P.S. No, ([A-Z]\d{5}) would not match any identifier; the id format can
differ as well. Sometimes it is HBA_HUMAN.

--
 
J

January Weiner

I'm not sure I entirely understand your question, but if you want to
store regular expressions in a structure you can loop over, you just
need the qr// operator. If I'm off base, just clarify what you mean and
I'll try again, but I hope that helps! :)

Sorry, I think I did not get it clear. Assume the following:

- you have a regular expression
- the regular expression contains an unknown number of groups enclosed in
parentheses
- you would like to print these groups, one by one.


If you know exactly that there are two groups, you can do the following:

$a =~ /(one) (two)/ ;

print "group one: $1\n" ;
print "group two: $2\n" ;

My question is: what can I do if I do not know the number of the groups?
For example, the regexp can be
/(one) (two)/

or it can be
/(one) (two) (three)/

or even
/(one) (two) (three) (four)/

My question rephrased: how can I loop through the automatic variables $1
.... $n, where n is the number of groups in the regexp?

Regards,
j.

--
 
M

Mumia W. (reading news)

Hello,

I am matching a regexp with an a priori unknown number of groups. I would
like to loop over all groups that were matched. For example:

/(\w+)\s(\w+)/ ;
#or
/(\w+)\s(\w+)\s(\w+)/ ;
# or something else

@groups = ...???

for( @groups ) {
process_match( $_ ) ;
}

Of course, the above example is simplifying reality and could be replaced
by split(). Here are more details on the problem:

I am processing protein sequence files in the FASTA format. Depending on
the database, the FASTA headers may look like that:
O81231 (Q81999) Dehydrogenase alpha subunit

or like that
O81231 123 Q81999
or

gi|O81231||li|Q81999

or, possibly,
O81231; synonyms: Q81999, P89812, O77781

or, basically, anything else. As you might guess, I'm interested in the
"Q81231" or "Q81231" part. The idea is that my utility can take an
optional "regexp" string that matches the type of headers that are found in
a given database; while looping through the database, the regexp is
matched, and entries are made for any of the synonymous identifiers found
in one header.

Currently, I am assuming that I will not find more than four synonims, and
I do the following:

for( $1, $2, $3, $4 ) {
last unless $_ ;
process_match( $_ ) ;
}

....which is, of course, crap.

Thanks in advance,
January

P.S. No, ([A-Z]\d{5}) would not match any identifier; the id format can
differ as well. Sometimes it is HBA_HUMAN.

This

my @ids = /([[:upper:]\d]{3,})/g;

is a possibility.
 
D

Dr.Ruud

(e-mail address removed)-berlin.de schreef:
Very easy. Assuming the regex (with captures) in $re, and the string
to match in $_ (untested):

my @groups = m/$re/;

A regex in list context returns all its captures.
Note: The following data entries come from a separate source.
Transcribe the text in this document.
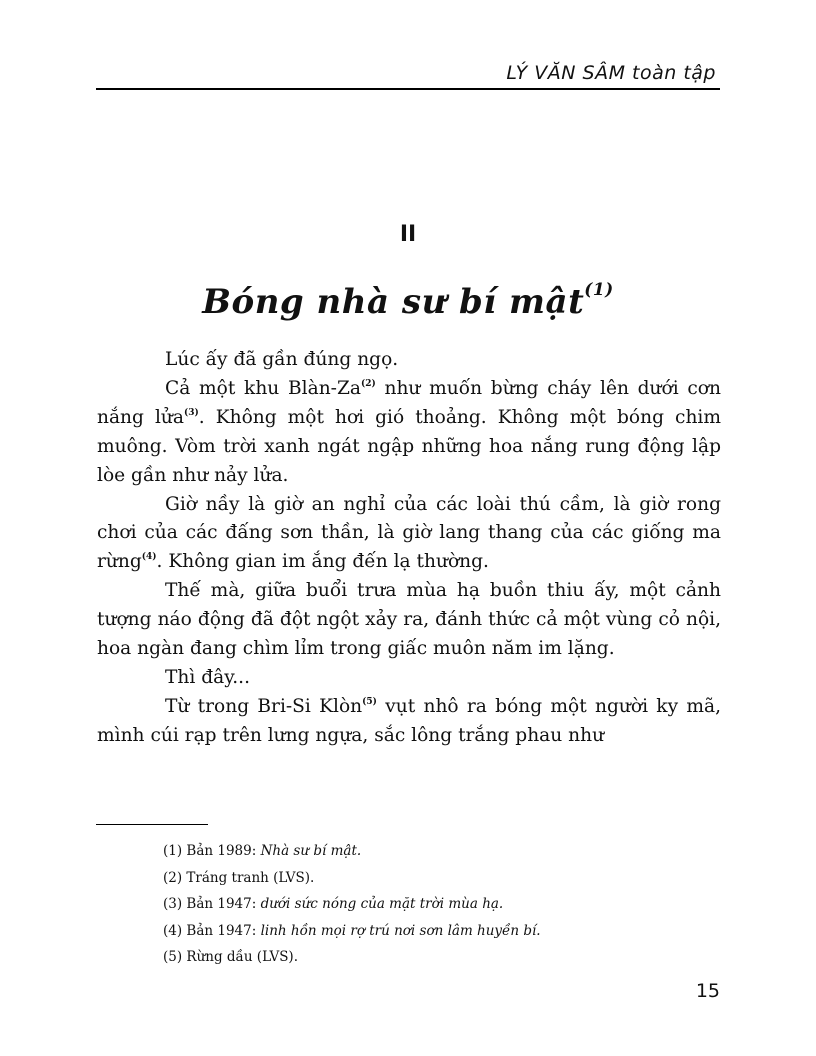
LÝ VĂN SÂM toàn tập
II
Bóng nhà sư bí mật$^{(1)}$

Lúc ấy đã gần đúng ngọ.

Cả một khu Blàn-Za$^{(2)}$ như muốn bừng cháy lên dưới cơn nắng lửa$^{(3)}$. Không một hơi gió thoảng. Không một bóng chim muông. Vòm trời xanh ngát ngập những hoa nắng rung động lập lòe gần như nảy lửa.

Giờ nầy là giờ an nghỉ của các loài thú cầm, là giờ rong chơi của các đấng sơn thần, là giờ lang thang của các giống ma rừng$^{(4)}$. Không gian im ắng đến lạ thường.

Thế mà, giữa buổi trưa mùa hạ buồn thiu ấy, một cảnh tượng náo động đã đột ngột xảy ra, đánh thức cả một vùng cỏ nội, hoa ngàn đang chìm lỉm trong giấc muôn năm im lặng.

Thì đây...

Từ trong Bri-Si Klòn$^{(5)}$ vụt nhô ra bóng một người ky mã, mình cúi rạp trên lưng ngựa, sắc lông trắng phau như

(1) Bản 1989: Nhà sư bí mật.
(2) Tráng tranh (LVS).
(3) Bản 1947: dưới sức nóng của mặt trời mùa hạ.
(4) Bản 1947: linh hồn mọi rợ trú nơi sơn lâm huyền bí.
(5) Rừng dầu (LVS).
15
I think he meant to have only one (multi-format) capture in $re, so I am
missing the g-modifier.

$ perl -wle'
$_ = "a b c";
@_ = /([a-z])/;
print "@_"
'
a

$ perl -wle'
$_ = "a b c";
@_ = /([a-z])/g;
print "@_"
'
a b c
 
A

anno4000

January Weiner said:
Yes! That's it. Thank you so much. (very intuitive, when you think of it!)
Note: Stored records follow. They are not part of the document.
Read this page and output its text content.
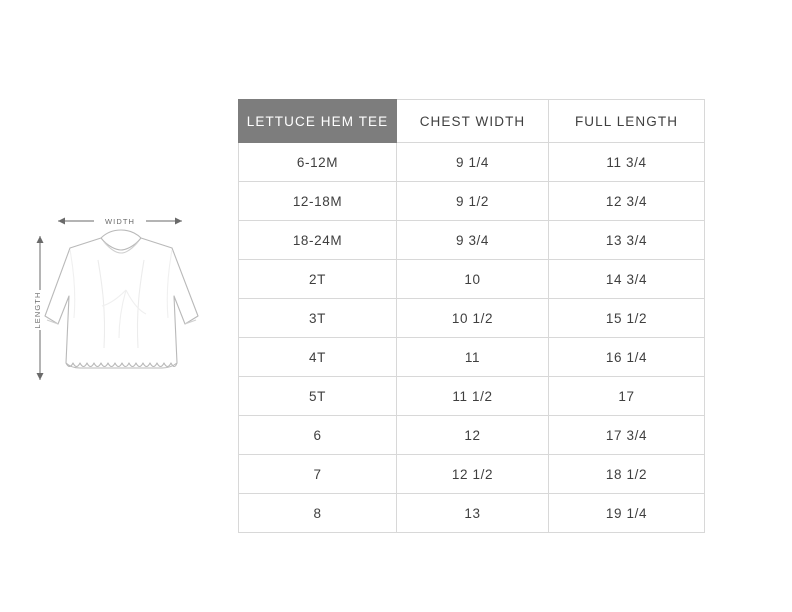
WIDTH
LENGTH
LETTUCE HEM TEE	CHEST WIDTH	FULL LENGTH
6-12M	9 1/4	11 3/4
12-18M	9 1/2	12 3/4
18-24M	9 3/4	13 3/4
2T	10	14 3/4
3T	10 1/2	15 1/2
4T	11	16 1/4
5T	11 1/2	17
6	12	17 3/4
7	12 1/2	18 1/2
8	13	19 1/4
It is. The behavior varies slightly with whether the regex has captures
and/or the /g modifier, but the variations usually do what you mean.
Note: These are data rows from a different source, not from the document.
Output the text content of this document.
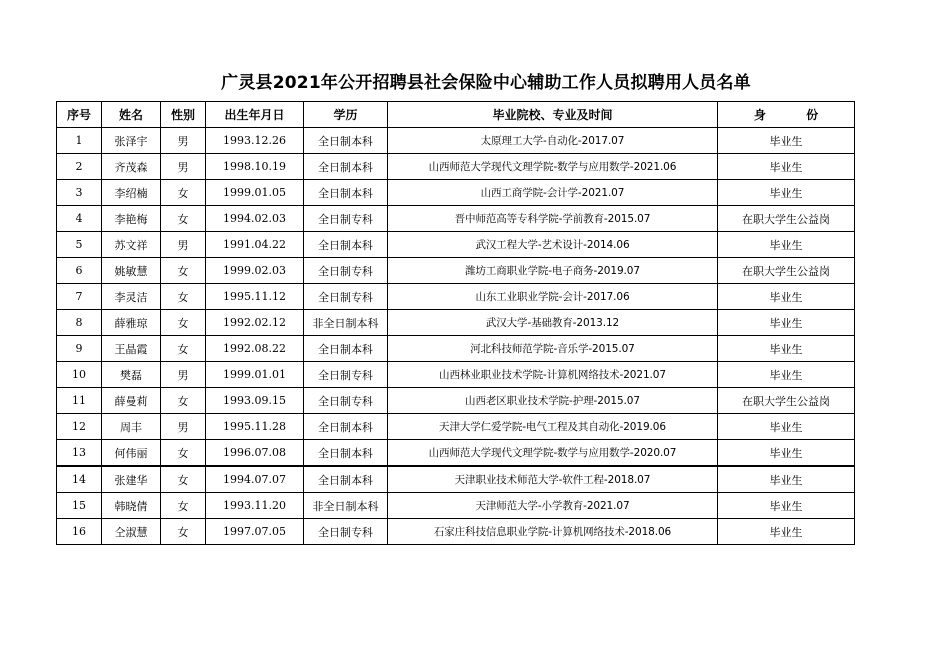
广灵县2021年公开招聘县社会保险中心辅助工作人员拟聘用人员名单
序号	姓名	性别	出生年月日	学历	毕业院校、专业及时间	身 份
1	张泽宇	男	1993.12.26	全日制本科	太原理工大学-自动化-2017.07	毕业生
2	齐茂森	男	1998.10.19	全日制本科	山西师范大学现代文理学院-数学与应用数学-2021.06	毕业生
3	李绍楠	女	1999.01.05	全日制本科	山西工商学院-会计学-2021.07	毕业生
4	李艳梅	女	1994.02.03	全日制专科	晋中师范高等专科学院-学前教育-2015.07	在职大学生公益岗
5	苏文祥	男	1991.04.22	全日制本科	武汉工程大学-艺术设计-2014.06	毕业生
6	姚敏慧	女	1999.02.03	全日制专科	潍坊工商职业学院-电子商务-2019.07	在职大学生公益岗
7	李灵洁	女	1995.11.12	全日制专科	山东工业职业学院-会计-2017.06	毕业生
8	薛雅琼	女	1992.02.12	非全日制本科	武汉大学-基础教育-2013.12	毕业生
9	王晶霞	女	1992.08.22	全日制本科	河北科技师范学院-音乐学-2015.07	毕业生
10	樊磊	男	1999.01.01	全日制专科	山西林业职业技术学院-计算机网络技术-2021.07	毕业生
11	薛曼莉	女	1993.09.15	全日制专科	山西老区职业技术学院-护理-2015.07	在职大学生公益岗
12	周丰	男	1995.11.28	全日制本科	天津大学仁爱学院-电气工程及其自动化-2019.06	毕业生
13	何伟丽	女	1996.07.08	全日制本科	山西师范大学现代文理学院-数学与应用数学-2020.07	毕业生
14	张建华	女	1994.07.07	全日制本科	天津职业技术师范大学-软件工程-2018.07	毕业生
15	韩晓倩	女	1993.11.20	非全日制本科	天津师范大学-小学教育-2021.07	毕业生
16	仝淑慧	女	1997.07.05	全日制专科	石家庄科技信息职业学院-计算机网络技术-2018.06	毕业生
In fact, list assignment is the preferred method of accessing regex
captures. You avoid the special package variables $1, $2, ... and
their scoping issues. You can give the captures meaningful names,
individually or collectively. And, (your case), you don't have to
know in advance how many captures there are.

The only case where you can't avoid $1 etc. is when you need the
behavior of /g in scalar context and have captures.